I wrote this letter to family and friends and will now share it with the people who come here to read my blog. All I can say is I’m sorry I did try to make a difference.
Hello Family and friends;
I had a conference call today with the Lambda Legal team that has worked on our lawsuit to hold Jackson Memorial Hospital responsible for the way they treated Lisa, the kids and I. Federal Judge Jordan was very thorough in his opinion and gave the team until 10/16 to appeal to the 11th circuit. As explained to me the 11th circuit of appeals has very restrictive jurists. They are the ones that have upheld the law in florida that gays may NOT adopt. So the chances that Judge Jordan – Federal District Judge would be overturned – appears slim. Then there is the concern, that more bad precedent, being even more restrictive to the LGBT community, could be set by the 11th circuit.
I know many of you are saddened that this was allowed to occur and even in the Judge’s own words – conduct unbecoming of such an esteemed institution (Jackson Memorial).

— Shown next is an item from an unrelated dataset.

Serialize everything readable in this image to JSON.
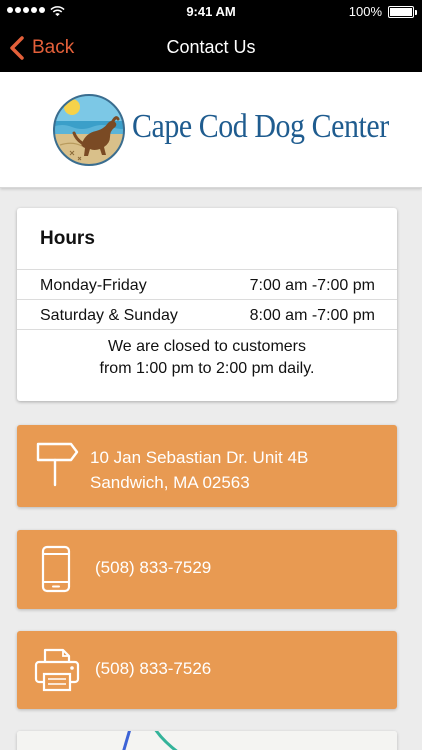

Please know I went forward with this lawsuit on my own accord, I knew we were wronged in Miami, that Lisa died alone, and that without seeing her I will NEVER know that I made the right decision at that critical time when to stop life saving measures. I will always have to live with the guilt of not being there in her final moments, when she was restrained in the Trauma unit, or hold her hand as she slipped away. I am sorry for any pain I caused anyone by speaking out and bring forth this lawsuit – but my reason remains the same what happened to our family – cannot happen to any other family.
I have worked to explain to the kids that they will not have to worry about testifying now or worry about being asked how it felt that night waiting and waiting to see “other” mom. I have apologized that I was not able to find the justice that I still feel we deserve. Unfortunately, Florida law allows for this type of behavior to be perpetrated on others – and our family fell victims to homophobia.

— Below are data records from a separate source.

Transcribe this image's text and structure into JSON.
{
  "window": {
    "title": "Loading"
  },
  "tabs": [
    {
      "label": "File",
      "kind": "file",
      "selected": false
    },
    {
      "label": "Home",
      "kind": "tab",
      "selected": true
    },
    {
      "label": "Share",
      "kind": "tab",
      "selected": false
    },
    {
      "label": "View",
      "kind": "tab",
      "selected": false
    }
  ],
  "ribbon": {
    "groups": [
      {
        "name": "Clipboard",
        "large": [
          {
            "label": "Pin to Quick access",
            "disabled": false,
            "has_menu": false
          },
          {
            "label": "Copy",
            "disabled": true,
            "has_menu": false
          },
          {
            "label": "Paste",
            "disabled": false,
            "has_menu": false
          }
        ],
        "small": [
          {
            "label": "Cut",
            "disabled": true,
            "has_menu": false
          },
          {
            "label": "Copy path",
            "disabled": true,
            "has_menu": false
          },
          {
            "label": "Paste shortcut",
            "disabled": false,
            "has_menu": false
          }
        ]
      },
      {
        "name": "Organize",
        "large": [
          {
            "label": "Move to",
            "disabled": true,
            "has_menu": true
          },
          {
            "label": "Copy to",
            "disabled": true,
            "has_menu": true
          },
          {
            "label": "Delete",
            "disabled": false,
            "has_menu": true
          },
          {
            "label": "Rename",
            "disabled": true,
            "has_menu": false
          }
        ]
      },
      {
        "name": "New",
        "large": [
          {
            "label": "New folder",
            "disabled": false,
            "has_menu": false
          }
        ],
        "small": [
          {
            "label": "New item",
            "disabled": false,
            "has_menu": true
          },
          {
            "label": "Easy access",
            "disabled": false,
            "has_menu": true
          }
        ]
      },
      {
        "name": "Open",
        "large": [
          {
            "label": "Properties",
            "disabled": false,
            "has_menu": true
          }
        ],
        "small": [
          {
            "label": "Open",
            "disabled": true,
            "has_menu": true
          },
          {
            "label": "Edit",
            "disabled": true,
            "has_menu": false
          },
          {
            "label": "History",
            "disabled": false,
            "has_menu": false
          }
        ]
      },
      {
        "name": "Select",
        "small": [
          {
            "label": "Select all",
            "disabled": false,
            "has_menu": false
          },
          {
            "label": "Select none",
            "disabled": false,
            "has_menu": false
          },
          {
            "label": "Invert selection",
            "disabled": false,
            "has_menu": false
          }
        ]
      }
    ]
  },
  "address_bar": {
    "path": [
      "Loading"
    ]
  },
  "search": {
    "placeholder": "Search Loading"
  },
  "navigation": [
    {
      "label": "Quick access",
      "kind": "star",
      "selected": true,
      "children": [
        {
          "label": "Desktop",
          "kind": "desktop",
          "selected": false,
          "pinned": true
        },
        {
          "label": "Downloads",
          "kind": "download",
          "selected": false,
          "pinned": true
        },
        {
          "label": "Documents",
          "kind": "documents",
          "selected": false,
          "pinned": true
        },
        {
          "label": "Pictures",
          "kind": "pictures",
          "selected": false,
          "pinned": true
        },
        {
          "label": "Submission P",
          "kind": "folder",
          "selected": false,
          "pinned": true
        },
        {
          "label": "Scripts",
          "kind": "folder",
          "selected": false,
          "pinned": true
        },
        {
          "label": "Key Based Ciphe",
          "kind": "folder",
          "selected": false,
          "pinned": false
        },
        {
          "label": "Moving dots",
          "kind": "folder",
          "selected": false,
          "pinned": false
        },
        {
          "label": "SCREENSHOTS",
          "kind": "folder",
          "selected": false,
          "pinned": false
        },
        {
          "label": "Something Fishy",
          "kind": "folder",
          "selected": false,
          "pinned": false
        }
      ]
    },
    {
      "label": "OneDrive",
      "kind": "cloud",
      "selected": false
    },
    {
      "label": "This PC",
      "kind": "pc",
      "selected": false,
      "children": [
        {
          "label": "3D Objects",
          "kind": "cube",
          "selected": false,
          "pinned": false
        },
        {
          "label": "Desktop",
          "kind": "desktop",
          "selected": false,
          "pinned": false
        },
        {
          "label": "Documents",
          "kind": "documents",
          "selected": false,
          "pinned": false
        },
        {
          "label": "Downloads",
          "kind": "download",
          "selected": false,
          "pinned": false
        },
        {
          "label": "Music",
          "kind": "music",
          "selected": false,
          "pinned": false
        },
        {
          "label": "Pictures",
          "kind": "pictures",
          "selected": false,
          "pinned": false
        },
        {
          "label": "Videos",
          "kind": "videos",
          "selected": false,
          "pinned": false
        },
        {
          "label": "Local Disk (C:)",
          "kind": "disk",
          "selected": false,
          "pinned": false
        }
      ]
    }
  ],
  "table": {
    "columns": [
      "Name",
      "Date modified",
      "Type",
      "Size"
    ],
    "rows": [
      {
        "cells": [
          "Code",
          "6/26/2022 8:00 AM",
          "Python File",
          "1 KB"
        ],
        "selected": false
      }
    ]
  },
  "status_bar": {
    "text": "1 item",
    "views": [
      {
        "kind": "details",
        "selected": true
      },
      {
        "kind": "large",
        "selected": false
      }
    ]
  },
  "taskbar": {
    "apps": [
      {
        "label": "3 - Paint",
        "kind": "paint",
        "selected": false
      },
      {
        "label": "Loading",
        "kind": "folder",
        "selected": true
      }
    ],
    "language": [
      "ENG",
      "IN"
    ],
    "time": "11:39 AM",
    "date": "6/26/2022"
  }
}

So with the amazing team at Lambda – Beth Littrell and Don Hayden from the wonderful firm Baker and McKenzie – we have decided not to appeal the court’s ruling. Our family will be unable to seek justice in a court of law for lisa, the kids or myself. All I can say is I’m sorry, I know that Beth and Don and their entire team gave everything – as did I in the hopes to change something so simple as hospital visitation for LGBT families.
As for what the future holds for our family, I don’t know. I do not know how much speaking I will do or will be asked to do. I have an event I already committed to for monday at SU Law School but after that, I have no plans regarding where to go from here.
All I can say is thank you to everyone that has provided the emotional support to our family over theses trying years. I am sorry the outcome on the suit isn’t better that would bring about reasonable change. I will be forever indebted to Lambda Legal, Beth and Don.